Long before the pyramids of Egypt rose from the desert sand, there were non-literate people making hand-held records which faithfully displayed the phases of the moon and the paths of the planets across the night sky. These “computers” didn’t plug into anything but were pieces of antler or stone into which were carved notations recording events in the sky. They are remarkable testaments to the intelligence of people living on Earth many thousands of years ago.

Paleontologists are unsure when that degree of intelligence was reached in humans but the artifacts are there as mute evidence. It’s hard to grasp the idea that folks living that long ago were able to log accurate observations of the heavens in pieces of antler or bone. But somebody did!
Back when those people were walking the earth half the planet was totally dark all night long. The moon, planets and stars shone with a brilliance lost to us nowadays. To approach such an absence of light today, you’d have to be on the blacked-out deck of a wooden-hulled schooner around midnight in the middle of the ocean. Out there the stars are so bright that you can even see faint colors in the Milky Way.

Those bright stars appear to move in unison on a rotating dome of heaven, locked in patterns that never change while the “stars” we know as planets move erratically, some appearing to advance then going back in reverse before continuing. Many thousands of years later astronomers, in order to explain those mysterious movements, plotted those same retrograde motions as cycles within cycles which you can see etched in cave walls and in fragments of bone and stone by those ancient astronomers.

The ancients also had another way to record movements and phases in the sky. That was by creating mythical stories of great opposing forces of good and evil. This was thousands of years before the invention of writing so that the myths had to be memorized, word for word, in order to be passed down from generation to generation. They were stories made to explain the behavior of heavenly objects but they were “personified” and deliberately mad bizarre to make them memorable.

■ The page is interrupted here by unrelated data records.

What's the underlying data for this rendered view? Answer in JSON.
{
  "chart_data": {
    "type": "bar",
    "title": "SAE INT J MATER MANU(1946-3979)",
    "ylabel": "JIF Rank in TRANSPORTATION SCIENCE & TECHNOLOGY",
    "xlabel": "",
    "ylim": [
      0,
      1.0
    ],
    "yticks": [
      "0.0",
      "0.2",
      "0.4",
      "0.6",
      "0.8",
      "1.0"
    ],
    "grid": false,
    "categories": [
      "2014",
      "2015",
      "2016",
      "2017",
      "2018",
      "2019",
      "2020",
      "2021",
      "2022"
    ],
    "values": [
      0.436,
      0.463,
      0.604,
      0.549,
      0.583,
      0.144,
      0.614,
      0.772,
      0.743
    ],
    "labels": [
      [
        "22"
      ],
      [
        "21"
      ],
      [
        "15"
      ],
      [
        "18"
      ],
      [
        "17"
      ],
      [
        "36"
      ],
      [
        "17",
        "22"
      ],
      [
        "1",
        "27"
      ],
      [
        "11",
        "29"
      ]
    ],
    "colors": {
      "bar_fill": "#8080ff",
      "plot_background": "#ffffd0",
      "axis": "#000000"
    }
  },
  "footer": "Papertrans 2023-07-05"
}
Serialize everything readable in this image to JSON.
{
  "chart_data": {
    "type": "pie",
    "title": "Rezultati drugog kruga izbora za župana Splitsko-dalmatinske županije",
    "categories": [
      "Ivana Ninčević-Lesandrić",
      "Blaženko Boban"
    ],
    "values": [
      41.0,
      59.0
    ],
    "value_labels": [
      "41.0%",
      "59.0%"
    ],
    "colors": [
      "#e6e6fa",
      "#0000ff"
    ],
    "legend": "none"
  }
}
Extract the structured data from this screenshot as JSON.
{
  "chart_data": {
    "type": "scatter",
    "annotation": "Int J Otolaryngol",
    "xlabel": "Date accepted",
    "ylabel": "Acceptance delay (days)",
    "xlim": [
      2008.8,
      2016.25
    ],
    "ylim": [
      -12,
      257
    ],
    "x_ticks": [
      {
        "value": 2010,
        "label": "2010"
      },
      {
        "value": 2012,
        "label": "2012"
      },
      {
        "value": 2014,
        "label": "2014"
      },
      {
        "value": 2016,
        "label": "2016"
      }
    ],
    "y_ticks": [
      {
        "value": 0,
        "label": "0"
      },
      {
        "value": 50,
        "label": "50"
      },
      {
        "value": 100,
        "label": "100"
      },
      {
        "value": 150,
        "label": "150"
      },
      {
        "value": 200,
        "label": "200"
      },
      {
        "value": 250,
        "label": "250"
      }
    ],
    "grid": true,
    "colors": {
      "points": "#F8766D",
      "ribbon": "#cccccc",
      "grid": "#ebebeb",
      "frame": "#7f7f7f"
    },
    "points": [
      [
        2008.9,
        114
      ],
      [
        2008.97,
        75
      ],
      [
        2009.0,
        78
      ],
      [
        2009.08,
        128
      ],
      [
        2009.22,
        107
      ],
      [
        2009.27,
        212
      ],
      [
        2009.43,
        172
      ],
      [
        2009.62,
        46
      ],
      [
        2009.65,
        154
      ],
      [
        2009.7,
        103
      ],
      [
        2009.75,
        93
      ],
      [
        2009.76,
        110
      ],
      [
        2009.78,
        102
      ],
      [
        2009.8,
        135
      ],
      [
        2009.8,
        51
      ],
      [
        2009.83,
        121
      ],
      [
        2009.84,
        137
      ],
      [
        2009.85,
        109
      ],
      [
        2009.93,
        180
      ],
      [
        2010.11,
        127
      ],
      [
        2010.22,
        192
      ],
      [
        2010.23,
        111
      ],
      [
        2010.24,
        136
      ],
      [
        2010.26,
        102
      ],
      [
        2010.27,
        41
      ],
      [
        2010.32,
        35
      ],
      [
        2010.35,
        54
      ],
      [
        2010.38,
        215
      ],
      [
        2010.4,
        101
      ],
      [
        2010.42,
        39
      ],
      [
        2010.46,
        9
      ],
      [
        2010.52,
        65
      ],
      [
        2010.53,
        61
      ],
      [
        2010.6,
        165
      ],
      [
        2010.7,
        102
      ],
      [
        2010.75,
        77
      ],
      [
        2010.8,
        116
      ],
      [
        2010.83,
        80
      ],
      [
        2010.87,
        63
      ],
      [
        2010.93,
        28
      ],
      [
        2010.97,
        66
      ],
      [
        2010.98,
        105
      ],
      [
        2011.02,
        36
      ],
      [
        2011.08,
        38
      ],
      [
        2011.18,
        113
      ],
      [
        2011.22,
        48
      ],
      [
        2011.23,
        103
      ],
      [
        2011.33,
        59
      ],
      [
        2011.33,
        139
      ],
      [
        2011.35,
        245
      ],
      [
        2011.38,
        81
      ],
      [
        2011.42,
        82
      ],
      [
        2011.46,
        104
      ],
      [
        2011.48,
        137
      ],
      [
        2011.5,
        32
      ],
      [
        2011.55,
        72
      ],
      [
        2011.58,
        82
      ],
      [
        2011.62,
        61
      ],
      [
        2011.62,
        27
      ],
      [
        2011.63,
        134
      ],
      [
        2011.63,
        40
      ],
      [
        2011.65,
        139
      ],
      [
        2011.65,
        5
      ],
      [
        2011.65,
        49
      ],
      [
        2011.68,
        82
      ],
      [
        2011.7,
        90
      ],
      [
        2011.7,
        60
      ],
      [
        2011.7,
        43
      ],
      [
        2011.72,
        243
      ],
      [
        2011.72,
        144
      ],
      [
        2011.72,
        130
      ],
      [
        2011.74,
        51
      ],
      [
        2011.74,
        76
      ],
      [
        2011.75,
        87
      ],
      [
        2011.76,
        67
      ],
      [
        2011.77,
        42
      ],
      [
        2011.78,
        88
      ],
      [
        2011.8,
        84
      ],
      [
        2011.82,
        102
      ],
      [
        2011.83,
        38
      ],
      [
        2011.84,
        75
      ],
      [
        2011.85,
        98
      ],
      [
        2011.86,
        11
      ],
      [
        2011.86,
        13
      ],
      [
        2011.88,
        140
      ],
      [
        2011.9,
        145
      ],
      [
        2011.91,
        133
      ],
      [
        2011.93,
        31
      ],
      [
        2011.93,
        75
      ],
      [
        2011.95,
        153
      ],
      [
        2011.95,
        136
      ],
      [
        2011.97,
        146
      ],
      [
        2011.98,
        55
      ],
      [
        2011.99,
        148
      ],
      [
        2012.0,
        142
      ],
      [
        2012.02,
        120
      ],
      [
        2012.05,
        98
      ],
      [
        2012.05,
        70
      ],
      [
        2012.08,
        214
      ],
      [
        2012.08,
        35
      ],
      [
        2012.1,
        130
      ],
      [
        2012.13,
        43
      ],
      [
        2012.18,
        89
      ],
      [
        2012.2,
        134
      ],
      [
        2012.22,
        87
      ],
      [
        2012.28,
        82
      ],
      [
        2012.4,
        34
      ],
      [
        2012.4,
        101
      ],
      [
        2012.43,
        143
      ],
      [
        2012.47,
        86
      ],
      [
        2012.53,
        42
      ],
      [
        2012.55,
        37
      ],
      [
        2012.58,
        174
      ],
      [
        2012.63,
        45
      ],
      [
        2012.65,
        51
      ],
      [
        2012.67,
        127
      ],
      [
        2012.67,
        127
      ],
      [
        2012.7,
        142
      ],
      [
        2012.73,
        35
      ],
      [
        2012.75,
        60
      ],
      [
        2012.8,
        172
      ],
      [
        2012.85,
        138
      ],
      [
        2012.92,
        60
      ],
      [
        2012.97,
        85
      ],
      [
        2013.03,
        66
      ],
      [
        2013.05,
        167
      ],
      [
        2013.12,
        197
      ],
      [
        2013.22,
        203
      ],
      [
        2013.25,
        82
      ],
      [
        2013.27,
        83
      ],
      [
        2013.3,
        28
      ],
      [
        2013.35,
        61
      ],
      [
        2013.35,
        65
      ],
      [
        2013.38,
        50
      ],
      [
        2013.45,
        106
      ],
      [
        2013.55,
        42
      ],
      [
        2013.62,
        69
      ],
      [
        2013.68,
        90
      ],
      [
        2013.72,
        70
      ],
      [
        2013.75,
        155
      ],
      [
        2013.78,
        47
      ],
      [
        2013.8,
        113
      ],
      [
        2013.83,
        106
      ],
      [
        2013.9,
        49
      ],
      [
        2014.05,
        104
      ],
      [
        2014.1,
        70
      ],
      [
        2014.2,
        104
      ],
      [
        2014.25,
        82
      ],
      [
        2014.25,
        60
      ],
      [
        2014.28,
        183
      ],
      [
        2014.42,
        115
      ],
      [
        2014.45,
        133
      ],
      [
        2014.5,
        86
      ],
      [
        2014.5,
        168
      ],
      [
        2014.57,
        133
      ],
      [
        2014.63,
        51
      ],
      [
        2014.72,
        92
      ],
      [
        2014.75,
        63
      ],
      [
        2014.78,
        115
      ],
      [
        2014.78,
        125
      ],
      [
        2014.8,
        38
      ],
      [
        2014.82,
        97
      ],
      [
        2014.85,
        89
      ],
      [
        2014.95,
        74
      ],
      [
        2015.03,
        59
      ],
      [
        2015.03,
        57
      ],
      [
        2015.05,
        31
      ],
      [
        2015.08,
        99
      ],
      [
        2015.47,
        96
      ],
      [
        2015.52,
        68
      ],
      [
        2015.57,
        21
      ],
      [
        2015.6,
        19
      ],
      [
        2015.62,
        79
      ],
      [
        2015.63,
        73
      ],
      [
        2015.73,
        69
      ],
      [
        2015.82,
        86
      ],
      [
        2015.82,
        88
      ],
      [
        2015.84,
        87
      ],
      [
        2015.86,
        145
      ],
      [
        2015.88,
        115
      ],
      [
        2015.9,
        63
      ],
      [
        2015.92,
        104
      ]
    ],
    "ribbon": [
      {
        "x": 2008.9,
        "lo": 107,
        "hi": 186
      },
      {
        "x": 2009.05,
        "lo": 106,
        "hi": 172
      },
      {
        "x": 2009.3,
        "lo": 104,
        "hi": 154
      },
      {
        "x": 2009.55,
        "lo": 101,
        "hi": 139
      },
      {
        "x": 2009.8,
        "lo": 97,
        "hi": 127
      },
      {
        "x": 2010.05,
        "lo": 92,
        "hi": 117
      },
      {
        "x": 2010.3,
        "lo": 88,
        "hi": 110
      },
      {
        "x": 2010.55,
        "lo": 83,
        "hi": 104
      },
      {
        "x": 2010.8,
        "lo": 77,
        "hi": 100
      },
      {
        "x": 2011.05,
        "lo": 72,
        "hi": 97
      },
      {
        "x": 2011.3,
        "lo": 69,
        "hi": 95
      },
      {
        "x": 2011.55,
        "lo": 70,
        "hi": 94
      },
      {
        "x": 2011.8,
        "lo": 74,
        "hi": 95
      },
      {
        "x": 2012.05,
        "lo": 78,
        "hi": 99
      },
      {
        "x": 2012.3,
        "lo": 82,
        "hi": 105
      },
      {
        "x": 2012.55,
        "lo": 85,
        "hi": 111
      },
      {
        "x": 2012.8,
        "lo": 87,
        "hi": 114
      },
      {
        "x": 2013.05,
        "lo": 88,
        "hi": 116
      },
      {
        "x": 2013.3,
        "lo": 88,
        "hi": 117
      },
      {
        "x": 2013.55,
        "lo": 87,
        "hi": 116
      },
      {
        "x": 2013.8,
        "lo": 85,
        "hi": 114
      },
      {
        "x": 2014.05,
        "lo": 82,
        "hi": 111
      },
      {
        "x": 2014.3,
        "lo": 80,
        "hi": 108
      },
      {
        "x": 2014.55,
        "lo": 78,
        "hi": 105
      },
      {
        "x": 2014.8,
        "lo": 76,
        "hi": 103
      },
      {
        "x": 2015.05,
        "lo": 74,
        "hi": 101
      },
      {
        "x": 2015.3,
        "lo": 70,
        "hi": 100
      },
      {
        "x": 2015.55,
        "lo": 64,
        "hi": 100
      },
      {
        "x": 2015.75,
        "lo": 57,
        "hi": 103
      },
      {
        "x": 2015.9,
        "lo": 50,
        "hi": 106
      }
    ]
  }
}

These stone carvings and myths were the first human efforts to understand things that were going on beyond earthly existence. By recording them over the passing of many generations, people developed an understanding of number and from there to more complicated mathematics, leading ultimately to science.

It is amazing, when you stop to think about it, that these huge things moving around in the sky are proceeding, eon after eon, with the precision of a swiss watch. I admit that it’s way over my head (so to speak) but it provided ancient people with a template for understanding time and number and eventually complex mathematics.
There is a so-called theory that the right hemisphere of your brain is responsible for your creative and artistic tendencies while your left hemisphere does the math and the logical stuff and, if that’s the case then I actually don’t have a left hemishere at all. In fact I feel that both hemispheres of my brain are completely shut down everytime I try to balance my checkbook.
So I am always stunned by the ability of people living before the beginning of history to figure this stuff out.
In 1900, Greek sponge divers discovered an artifact in a shipwreck off the coast of the island of Antikythera. This object appeared to be an astronomical device and, after close examination, scientists determined it to be a multi-geared analog computer or the solar system —- the first mechanical computer in all of history —- dated to the year 87 BC.
And to think —- the people who made that device had no cell phones!
Many generations after the construction of the Antikythera Mechanism, some really smart people came up with theories about the world and the Universe that propelled us into the Modern Age. They were part of a long trail a winding that stretches back before the dawn of history when unknown cave painters and antler inscribers were documenting the passage of time.